Tesla Inc (NASDAQ: TSLA) has been climbing this year. Its’ stock is one of the best performers on Wall Street and made its CEO Elon Musk as the fourth richest man in the world on August 26.
Over the past trading days, Tesla has been moving downward. On Tuesday, the company suffered a 21% decline, the worst trading day in its history. Its stock price closed at $330 per share and during the extended trading it went down further to $324.15 per share.
The company’s market valuation fell by around $82 billion to $307.7 billion. Still, Tesla is more valuable than some of the largest automakers worldwide including Toyota Motor Corporation (NYSE: TM), General Motors Company (NYSE: GM), and Volkswagen AG/ADR (OTCMKTS: VWAGY).
The Bloomberg Billionaires Index showed that Elon Musk’s wealth dropped by $16.3 billion to $82.2 billion as of September 8. He is the sixth richest man in the world.
Several factors contributed to Tesla’s stock plummeting over the past few days including the disclosure of Baillie Gifford that it reduced its stake in the automaker. The UK-based investment management firm is Tesla’s largest shareholder.
Investors were disappointed when Tesla was not included in the S&P 500 Index on Friday. In a note on Tuesday, Baird analyst Ben Kallo wrote, “We think the stock could be under pressure following the delay of S&P 500 inclusion, particularly from investors who bought ahead of the announcement expecting an opportunity to sell to passive funds.”

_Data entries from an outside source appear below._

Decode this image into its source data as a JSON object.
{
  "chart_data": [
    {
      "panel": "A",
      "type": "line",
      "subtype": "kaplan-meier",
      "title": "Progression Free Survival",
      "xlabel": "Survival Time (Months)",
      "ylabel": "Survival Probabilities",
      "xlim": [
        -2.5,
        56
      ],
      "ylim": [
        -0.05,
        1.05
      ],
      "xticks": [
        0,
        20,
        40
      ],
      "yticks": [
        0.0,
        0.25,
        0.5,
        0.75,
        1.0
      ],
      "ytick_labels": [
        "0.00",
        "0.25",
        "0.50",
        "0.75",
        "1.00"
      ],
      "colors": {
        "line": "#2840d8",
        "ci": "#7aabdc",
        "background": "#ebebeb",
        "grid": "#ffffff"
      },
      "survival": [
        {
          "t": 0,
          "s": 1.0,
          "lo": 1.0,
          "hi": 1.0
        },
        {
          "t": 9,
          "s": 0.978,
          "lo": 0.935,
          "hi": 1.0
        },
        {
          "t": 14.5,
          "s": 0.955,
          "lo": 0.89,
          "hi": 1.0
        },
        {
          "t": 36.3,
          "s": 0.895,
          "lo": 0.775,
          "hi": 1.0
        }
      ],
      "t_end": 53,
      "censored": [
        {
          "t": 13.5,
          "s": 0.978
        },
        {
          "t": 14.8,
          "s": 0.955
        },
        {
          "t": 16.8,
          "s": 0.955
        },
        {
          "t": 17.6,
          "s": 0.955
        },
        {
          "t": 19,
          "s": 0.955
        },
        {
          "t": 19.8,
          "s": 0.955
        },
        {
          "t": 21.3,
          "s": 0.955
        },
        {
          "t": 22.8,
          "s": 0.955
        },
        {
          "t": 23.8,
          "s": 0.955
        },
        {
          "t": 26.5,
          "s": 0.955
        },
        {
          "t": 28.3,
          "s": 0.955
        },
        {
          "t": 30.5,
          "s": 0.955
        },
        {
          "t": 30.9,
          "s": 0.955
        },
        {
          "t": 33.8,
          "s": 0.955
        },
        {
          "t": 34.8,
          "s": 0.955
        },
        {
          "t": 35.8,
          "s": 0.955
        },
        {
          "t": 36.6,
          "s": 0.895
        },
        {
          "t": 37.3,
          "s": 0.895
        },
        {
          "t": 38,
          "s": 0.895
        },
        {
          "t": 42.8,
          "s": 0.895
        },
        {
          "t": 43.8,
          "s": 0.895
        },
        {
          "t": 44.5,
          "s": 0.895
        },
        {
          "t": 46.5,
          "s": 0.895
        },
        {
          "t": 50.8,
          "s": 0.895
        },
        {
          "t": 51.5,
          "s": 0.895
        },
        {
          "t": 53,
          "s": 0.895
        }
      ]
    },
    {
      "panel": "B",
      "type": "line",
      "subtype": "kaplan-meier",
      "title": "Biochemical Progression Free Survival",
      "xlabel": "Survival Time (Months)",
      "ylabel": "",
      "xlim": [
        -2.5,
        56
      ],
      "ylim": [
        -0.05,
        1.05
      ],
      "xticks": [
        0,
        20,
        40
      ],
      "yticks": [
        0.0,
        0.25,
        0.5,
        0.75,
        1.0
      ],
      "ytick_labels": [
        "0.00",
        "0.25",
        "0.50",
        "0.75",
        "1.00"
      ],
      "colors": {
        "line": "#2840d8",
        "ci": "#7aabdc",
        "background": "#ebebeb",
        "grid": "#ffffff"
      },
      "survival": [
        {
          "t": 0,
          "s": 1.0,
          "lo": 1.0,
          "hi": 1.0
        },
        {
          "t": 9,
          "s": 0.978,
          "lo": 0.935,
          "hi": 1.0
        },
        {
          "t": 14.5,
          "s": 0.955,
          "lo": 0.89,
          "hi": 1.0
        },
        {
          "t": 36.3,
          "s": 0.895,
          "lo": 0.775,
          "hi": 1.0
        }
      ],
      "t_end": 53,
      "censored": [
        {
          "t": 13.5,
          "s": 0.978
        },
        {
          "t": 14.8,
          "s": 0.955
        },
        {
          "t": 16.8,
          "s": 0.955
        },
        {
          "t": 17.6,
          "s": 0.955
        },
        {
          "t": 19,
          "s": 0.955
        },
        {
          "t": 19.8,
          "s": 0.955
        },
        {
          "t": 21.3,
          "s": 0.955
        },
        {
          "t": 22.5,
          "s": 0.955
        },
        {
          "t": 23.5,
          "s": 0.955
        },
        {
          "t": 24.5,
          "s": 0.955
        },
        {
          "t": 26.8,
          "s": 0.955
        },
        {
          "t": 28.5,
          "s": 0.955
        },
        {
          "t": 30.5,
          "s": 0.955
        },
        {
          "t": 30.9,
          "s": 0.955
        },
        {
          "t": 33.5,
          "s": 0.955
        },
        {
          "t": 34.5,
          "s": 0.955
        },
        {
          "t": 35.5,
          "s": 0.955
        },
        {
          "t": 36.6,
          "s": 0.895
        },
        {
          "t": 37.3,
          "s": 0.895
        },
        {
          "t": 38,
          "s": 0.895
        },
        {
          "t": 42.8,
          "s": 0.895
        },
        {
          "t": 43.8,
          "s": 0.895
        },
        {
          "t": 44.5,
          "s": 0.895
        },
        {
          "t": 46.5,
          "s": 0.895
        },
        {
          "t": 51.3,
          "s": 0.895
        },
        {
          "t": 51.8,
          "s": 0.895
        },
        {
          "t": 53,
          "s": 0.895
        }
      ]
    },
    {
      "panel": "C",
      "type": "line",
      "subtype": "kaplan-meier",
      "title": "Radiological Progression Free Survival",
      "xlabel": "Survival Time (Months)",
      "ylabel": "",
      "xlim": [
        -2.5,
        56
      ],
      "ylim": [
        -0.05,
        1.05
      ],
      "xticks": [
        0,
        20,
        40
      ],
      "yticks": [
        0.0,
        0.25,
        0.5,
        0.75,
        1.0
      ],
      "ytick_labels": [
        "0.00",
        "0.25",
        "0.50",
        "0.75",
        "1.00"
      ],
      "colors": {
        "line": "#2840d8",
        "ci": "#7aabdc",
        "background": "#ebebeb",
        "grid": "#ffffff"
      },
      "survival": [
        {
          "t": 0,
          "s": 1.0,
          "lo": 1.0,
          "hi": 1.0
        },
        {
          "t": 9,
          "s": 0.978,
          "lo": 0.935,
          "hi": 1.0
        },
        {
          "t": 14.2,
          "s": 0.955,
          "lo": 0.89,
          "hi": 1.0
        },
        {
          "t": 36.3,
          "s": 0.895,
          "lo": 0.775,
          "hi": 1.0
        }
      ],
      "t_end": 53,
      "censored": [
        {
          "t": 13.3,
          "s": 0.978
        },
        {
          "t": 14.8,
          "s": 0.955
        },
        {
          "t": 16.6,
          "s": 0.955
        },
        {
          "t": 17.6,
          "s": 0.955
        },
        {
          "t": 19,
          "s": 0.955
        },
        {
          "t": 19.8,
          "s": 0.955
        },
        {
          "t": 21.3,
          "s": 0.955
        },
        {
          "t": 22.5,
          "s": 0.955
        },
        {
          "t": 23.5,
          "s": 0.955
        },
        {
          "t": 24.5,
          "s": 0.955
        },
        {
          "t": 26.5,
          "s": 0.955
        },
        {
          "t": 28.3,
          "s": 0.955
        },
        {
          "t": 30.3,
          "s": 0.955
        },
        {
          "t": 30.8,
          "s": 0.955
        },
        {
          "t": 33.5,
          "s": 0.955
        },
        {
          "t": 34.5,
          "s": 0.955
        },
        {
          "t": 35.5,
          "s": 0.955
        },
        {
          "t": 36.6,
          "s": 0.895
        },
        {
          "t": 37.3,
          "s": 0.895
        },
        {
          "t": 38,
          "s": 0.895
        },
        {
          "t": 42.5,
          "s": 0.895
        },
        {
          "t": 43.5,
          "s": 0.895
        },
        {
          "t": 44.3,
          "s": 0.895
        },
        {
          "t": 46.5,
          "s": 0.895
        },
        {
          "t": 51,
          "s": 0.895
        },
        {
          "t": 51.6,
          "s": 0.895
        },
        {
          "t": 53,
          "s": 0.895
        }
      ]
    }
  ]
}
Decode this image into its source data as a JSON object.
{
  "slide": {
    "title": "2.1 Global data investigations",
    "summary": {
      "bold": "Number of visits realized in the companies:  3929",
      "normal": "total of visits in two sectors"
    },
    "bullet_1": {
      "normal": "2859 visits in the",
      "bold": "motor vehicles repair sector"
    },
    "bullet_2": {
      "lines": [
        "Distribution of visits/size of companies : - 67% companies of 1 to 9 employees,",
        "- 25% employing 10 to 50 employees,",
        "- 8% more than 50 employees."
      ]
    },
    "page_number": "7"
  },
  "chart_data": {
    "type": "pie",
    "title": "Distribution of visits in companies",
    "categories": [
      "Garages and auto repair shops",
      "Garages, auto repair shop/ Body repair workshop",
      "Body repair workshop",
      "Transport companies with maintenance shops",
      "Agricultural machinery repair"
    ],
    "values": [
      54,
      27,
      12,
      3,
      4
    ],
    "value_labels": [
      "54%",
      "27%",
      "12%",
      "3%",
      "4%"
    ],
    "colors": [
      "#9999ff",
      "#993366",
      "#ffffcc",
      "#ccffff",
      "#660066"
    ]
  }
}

Investment researcher saysTesla is the most dangerous stock
An investment researcher warned that Tesla is the most dangerous stock on Wall Street.
During a recent interview on CNBC’s Trading Nation on Thursday, New Constructs CEO David Trainer said the automaker’s high price and valuation are not supported by fundamentals. He believes the stock is “one of the biggest of all time houses of card that’s getting ready to fold.”
Trainer explained, “Whatever best-case scenario you want to paint for what Tesla’s going to do— whether they’re going to produce 30 million cars within the next 10 years, and get in the insurance business and have the same high margins as Toyota, the most efficient car company with the scale of all-time – even if you do believe all that is true, the stock price is still implying that profits are going to be even bigger than that.”
Additionally, he added that the automaker’s recent stock split is “inconsequential to value.” He sees it as “way lure more unsuspecting, less sophisticated traders into just trying to chase this stock up and that is not a real strategy.”
Furthermore, Trainer believes that Tesla’s real valuation is significantly lower than its current level. According to him, “I think around a 10th of what it is probably appropriate” based on “reasonable level of profits,”
“Tesla doesn’t rank in the top 10 in market share or car sales in Europe for EVs and that’s because the laws changed in Europe that have strongly incentivized the incumbent manufacturers to crank up hybrids and electric vehicles. The same is coming to the United States. I think realistically we’re talking about something closer to $50, not $500, as a real value,” he said.